Data warehouses and data lakes in the wrong hands will horde data, hide data, and hold it back. Data governance that limits data use reduces the value of data to your organization. Data governance that enables innovation, encourages experimentation, and guides decision-making increases its value.
It comes down to this. Data in use has value; data at rest does not.
Incorrect Risks Will Bias Results
One approach to data governance states that the only data risk is poor data quality that leads to decisions made with incorrect data. This narrow view of data risk leads to policies that restrict access, reduce variation in data values, remove outliers, and regulate outputs that solve only for carefully constrained use cases.
A restrictive approach to data governance unfortunately creates new risks to the business that outweigh the original. Over-cleansing hides reality, prevents fresh analysis, and delays recognition of fast-developing new information. Dimensional modeling reduces the set of possible questions that data can answer. You quickly end up in a situation where you can only hunt for lost keys under the street lamp where the light is good instead of in the darkness where you lost them.
When you incorrectly identify the data risks, the steps you take to mitigate will introduce bias to the data that drives your decisions. Don’t do that.

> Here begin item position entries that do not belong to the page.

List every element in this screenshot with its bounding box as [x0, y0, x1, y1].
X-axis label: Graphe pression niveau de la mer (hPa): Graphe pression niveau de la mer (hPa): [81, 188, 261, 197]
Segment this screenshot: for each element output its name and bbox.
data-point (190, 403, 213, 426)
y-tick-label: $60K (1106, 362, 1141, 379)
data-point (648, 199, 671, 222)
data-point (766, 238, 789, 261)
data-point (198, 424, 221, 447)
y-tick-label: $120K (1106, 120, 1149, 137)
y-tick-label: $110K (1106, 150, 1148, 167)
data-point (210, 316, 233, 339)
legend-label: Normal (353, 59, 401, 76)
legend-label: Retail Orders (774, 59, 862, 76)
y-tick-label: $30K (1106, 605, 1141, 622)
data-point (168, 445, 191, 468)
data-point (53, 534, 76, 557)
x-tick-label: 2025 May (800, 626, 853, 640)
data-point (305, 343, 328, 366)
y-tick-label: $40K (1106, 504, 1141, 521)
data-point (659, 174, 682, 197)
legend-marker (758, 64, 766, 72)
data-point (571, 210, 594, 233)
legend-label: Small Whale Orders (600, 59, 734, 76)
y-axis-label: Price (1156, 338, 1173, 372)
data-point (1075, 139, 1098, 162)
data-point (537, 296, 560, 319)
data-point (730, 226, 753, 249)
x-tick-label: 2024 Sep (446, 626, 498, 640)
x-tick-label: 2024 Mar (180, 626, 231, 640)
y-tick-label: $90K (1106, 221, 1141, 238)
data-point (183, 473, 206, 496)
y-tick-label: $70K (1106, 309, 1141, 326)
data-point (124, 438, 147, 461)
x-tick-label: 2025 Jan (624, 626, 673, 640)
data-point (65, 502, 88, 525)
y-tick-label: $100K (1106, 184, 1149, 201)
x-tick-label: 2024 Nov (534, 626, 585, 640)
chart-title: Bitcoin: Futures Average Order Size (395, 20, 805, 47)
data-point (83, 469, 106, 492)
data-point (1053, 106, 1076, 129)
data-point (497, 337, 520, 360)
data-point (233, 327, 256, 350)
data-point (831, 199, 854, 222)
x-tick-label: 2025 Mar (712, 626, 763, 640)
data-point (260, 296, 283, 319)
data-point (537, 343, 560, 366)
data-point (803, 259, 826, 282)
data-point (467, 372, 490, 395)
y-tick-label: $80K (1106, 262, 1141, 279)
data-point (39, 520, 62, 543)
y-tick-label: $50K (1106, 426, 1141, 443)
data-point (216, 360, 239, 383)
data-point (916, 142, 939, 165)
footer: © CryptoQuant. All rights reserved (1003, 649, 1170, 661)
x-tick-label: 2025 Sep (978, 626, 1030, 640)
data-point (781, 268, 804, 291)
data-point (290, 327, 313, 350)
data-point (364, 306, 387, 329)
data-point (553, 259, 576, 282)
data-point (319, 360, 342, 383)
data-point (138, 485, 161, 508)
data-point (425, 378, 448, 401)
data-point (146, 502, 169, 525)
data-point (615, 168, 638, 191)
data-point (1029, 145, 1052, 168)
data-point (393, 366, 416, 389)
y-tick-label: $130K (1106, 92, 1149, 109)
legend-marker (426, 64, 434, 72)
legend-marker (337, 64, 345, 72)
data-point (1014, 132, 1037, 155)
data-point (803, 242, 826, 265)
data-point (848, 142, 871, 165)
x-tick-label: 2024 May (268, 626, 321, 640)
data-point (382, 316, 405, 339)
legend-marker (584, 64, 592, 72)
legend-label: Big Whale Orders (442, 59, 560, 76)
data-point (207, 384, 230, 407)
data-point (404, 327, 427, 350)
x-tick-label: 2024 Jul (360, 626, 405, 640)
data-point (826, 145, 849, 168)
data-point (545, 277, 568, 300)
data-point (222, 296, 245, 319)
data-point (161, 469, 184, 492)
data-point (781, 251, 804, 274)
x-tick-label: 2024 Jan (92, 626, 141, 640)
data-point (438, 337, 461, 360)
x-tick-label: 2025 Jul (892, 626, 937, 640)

Business Risks Live Outside of Your Data
Instead, identify the risks within your business domain. The data that you create or acquire needs to be the right data for the decisions for your business. Rather than asking if the data is good, you should start by asking whether you have the right data at all, whether you have it soon enough, whether you have enough data to challenge your own assumptions, and whether you have enough independence in data sources to unmask hidden bias.
Here are examples of risks to data from the business perspective.
- Data collection intentionally omits information that you later realize that you need.
- Critically important data has a single source, leading to unintended bias and a single point of failure.
- Data analysts are limited to dimensional data or aggregated data which prevents them from asking questions against raw or disaggregate data.
- Data is not available for new business needs until data from new sources has been cleansed, filtered, joined to master data, and aggregated to answer new questions.
The greatest risks to your business are restrictions on the use of data. If your data governance policies do not support innovation, they are adding risk to the business instead of reducing risk.
Choosing the right risks is half of the battle. If you recognize that innovation adds more value than removing bad data does, you’re positioning yourself for success.
So let’s repeat our mantra. Data in use has value; data at rest does not.
Do not measure your success by how much data you’ve accumulated in data warehouses, data marts and data lakes. Success is the reuse of that data in business processes, in decision-making, in research & development, in trend analysis, in rapid response to changing business needs, and in spawning new questions. Measure who is using the data, what they are using it for, and track the outcomes that the data supported. Measure the value derived from the use of the data.
Modern data governance still needs to be aware of regulations, to track compliance, and to identify authorized use. With the right tools, these are information security processes that we can safely implement while expanding use of data for innovation.
Your mileage may vary, but here is a checklist that works in my experience:
- Own your metadata. That is, know your data sources and manage the data schemas as they change over time.
- Gather data from more than one source. The more critical it is to your business, the more you need more than one independent source of information on which to make your decisions.
- Use a data federation layer. That is, provide a single presentation layer for data access, either through APIs or through versatile data-lake query-friendly tools such as Dremio, so that every internal data source is registered and published internally with its current schema.
- Establish roles & rules for data access. Implement the rules via your data federation layer, and enforce them. Your information security team can block access to data that does not go through the data federation layer. When implemented well, this gives greater visibility, makes it easier for engineers and analysts to find data, and provides logging that makes data use audit-friendly.
- Capture all of the data even if it is wrong, and make cleansing a measurable and repeatable step that happens later.
- When cleansing, don’t cleanse away the bad data. Instead, mark it as bad and keep both bad and good for later analysis. Include the reason why it was marked as bad. Publish the uncleansed-but-annotated data to the authorized internal users who can be trusted with it.
- Filter data to exclude bad data. Make this a measurable and repeatable step so you can see the trend of how much data has been excluded and whether that is changing over time. When you change your mind on what is good or bad, you want to be able to recreate good data using improved rules. Note that this means that cleansed and filtered data is published separately from the uncleansed data. Name them wisely and clearly.
- Publish filtered data that has been joined to master data, along with aggregated data, to a wider audience. You can still support narrowly defined data warehouses where the business needs require that.
- Expose raw data to trusted analysts alongside the classification, categorization, dimensional joins, and scoring results that you currently publish as data enhancements. Analysts need to continuously review whether those enhancements are still working as intended, and when it is time to discard them, expand them, or create new ones. Enhancing data introduces bias and you need to measure and evaluate whether it serves you well.
- Measure and publish metrics on data quality and on data use. If your client relationships are mature enough to handle it, make your internal quality & use metrics visible to your clients. It builds trust.